Eichhorn-poker: hertha-juwel entscheidet über zukunft!
Berlin – Kennet Eichhorn, das größte Mittelfeldtalent Deutschlands, steht vor einer Zerreißprobe. Der 16-Jährige, der bereits jetzt sportlich der 2. Bundesliga entwachsen ist, wird von Europas Top-Klubs umworben. Im Mai fällt die Entscheidung, wohin seine Reise geht – und die Summe, die Hertha kassieren könnte, lässt die Kassen klingeln.

Zwölf millionen euro – und ein europäischer traum
Die Ausstiegsklausel im Vertrag des Junioren-Nationalspielers bis 2029 liegt bei rund zwölf Millionen Euro. Ein Schnäppchen für die Klubs, die sich um Eichhorn reihen. Pep Guardiola soll sich persönlich für den Youngster interessiert haben, doch der Brexit spielt dem Münchner Trainer in die Hände – oder eben nicht. Englische Vereine dürfen seit dem EU-Austritt 2020 nur noch volljährige Spieler verpflichten, Eichhorns 18. Geburtstag feiert er erst im Juli 2027.
Doch es geht um mehr als nur Geld. Eichhorn und seine Familie haben klare Vorstellungen: Champions League und regelmäßige Einsatzzeiten sind die entscheidenden Faktoren. Eine Leihe zu Hertha oder ein Ausbildungsjahr in einem Mittelklasse-Verein kommen nicht in Frage. Der junge Mann will sich beweisen und will spielen – und zwar auf höchstem Niveau.

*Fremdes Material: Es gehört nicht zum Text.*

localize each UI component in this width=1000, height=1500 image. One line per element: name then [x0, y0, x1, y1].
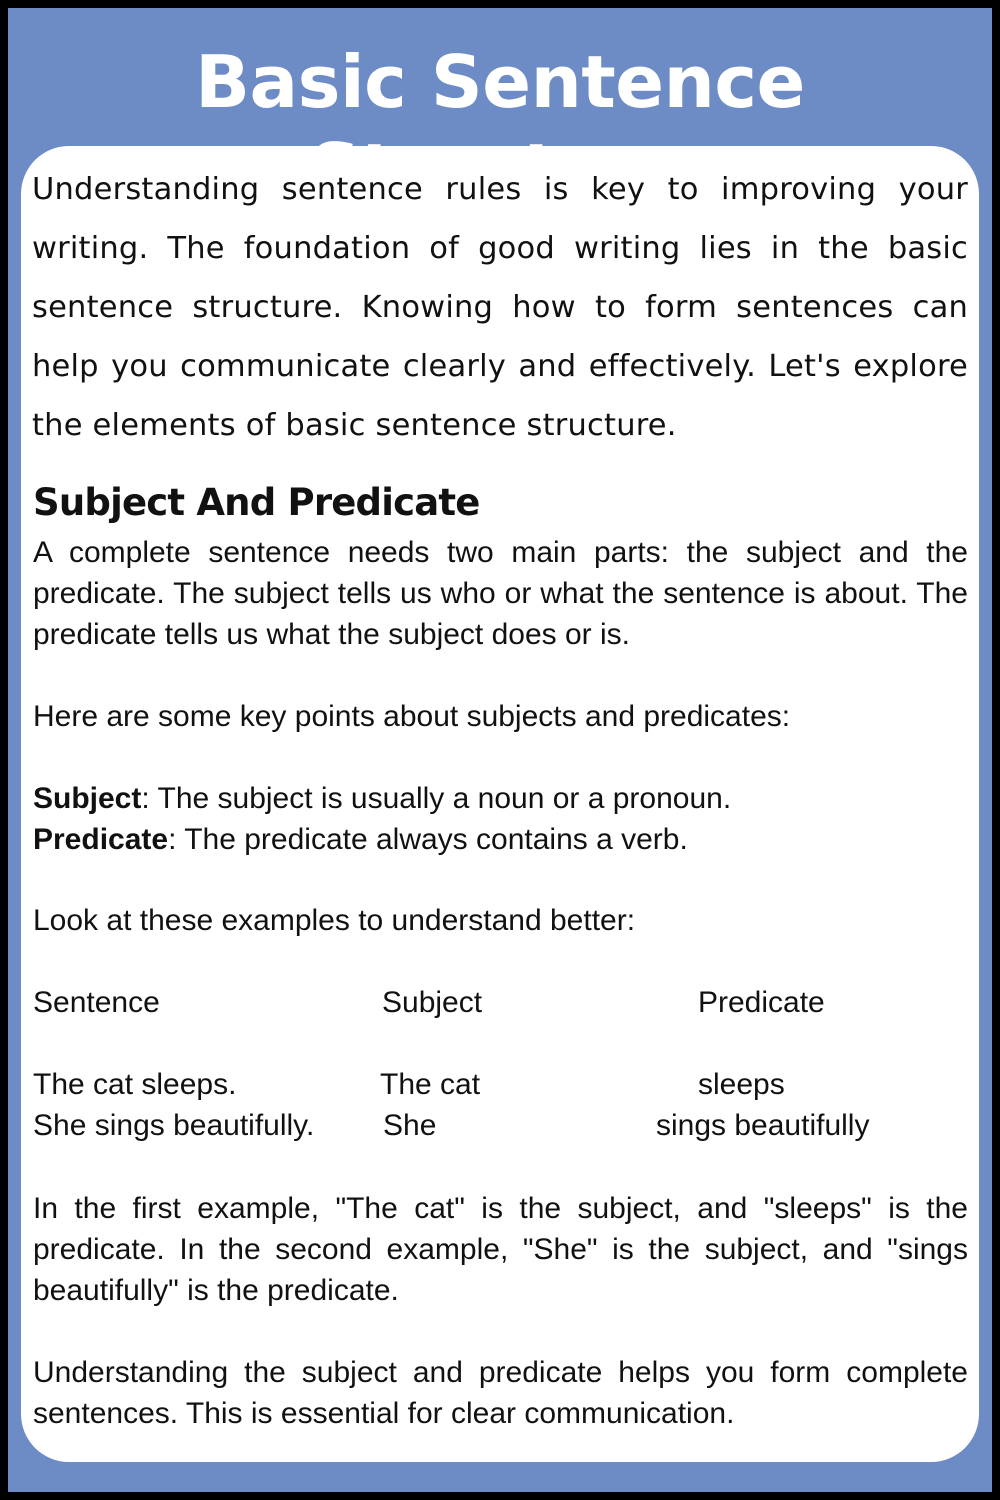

Die Bundesliga scheint daher der wahrscheinlichste nächste Schritt zu sein. Bayern, Dortmund, Leipzig und Leverkusen buhlen um die Gunst des talentierten Mittelfeldstrategen. Besonders Bayer Leverkusen schien lange Zeit die Nase vorn zu haben, zumindest laut der Konkurrenz. Sportchef Simon Rolfes und Profi-Boss Kim Falkenberg haben mit ihrem Förder-Kader („Future Team“) einen ausgezeichneten Ruf im Bereich der Top-Talente aufgebaut. Der ehemalige Hertha-Spieler Ibrahim Maza blüht in Leverkusen ebenfalls auf und dient Eichhorn als positives Beispiel.
Leverkusen spielt zudem den Fußball, der Eichhorns Spielstil perfekt ergänzt – dominant, ballbesitzorientiert und offensiv ausgerichtet. Der junge Berliner, der seine Spiele akribisch analysiert und taktische Feinheiten hinterfragt, scheint sich in Leverkusen bestens aufgehoben zu fühlen.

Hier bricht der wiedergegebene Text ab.